Provider Name: Mobile Rehab
Office address: 229 Fearrington Post, Pittsboro, NC
I consent and authorize Mobile Rehab to provide physical therapy services.
Release of Information
- This authorization, or copy of same, authorizes the release to Mobile Rehab of any medical information necessary for treatment and/ or process claims for services rendered by Mobile Rehab.
- This authorization authorizes Mobile Rehab to disclose any information furnished Mobile Rehab, or obtained by Mobile Rehab in connection with patient’s treatment (including information concerning a related Medicare claim), to any physician, governmental agency (including the Social Security Administration or any of its intermediaries or carriers), insurance company or health care facility requesting such information.
- Patient and authorized Patient Representative agree to execute any documents and perform any acts that Mobile Rehab may reasonably request with regards to therapy services.
- Patient and authorized Patient Representative acknowledges receipt of Mobile Rehab’s Notice of Privacy Practices.
- The undersigned warrants and represents that attached hereto are originals or certified copies of any applicable powers of attorney, health care surrogate forms or court orders appointing the undersigned as the legal guardian of Patient.
Reimbursement Coverage
- Patient or authorized Patient Representative hereby assigns to Mobile Rehab all private medical insurance benefits (primary and secondary, including med.gap providers) or other benefits to which Patient may be entitled for any therapy services rendered by Mobile Rehab.
- Patient or authorized Patient Representative authorizes and directs Mobile Rehab to apply and file for all such benefits on behalf of Patient.

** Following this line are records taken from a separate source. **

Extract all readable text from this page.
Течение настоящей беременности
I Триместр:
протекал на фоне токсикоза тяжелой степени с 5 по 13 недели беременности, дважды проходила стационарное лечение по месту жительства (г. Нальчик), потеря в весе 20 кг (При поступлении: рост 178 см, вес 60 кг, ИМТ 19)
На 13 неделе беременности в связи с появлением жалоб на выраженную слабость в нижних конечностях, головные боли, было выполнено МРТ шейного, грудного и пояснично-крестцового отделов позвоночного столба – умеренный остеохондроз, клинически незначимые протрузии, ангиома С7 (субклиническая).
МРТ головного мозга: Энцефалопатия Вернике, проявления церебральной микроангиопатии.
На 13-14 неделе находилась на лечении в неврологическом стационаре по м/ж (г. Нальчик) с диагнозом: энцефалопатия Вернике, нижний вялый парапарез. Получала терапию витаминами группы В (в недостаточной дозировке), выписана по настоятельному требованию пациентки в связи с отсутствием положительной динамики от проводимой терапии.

- Patient or authorized Patient Representative agrees that he/she shall be jointly and severally financially responsible for any portion of Mobile Rehab’s invoice that is not paid, including but not limited to (i) any applicable deductibles or co-insurance, (ii) any non-insured or non-covered services authorized.
- Patient or authorized Patient Representative authorizes Mobile Rehab to represent Patient during the appeals process in the event of a denial of Medicare benefits.
Term
This patient consent and authorization given to Mobile Rehab as set forth above will remain in full force and effect until terminated in writing by patient or authorized patient representative.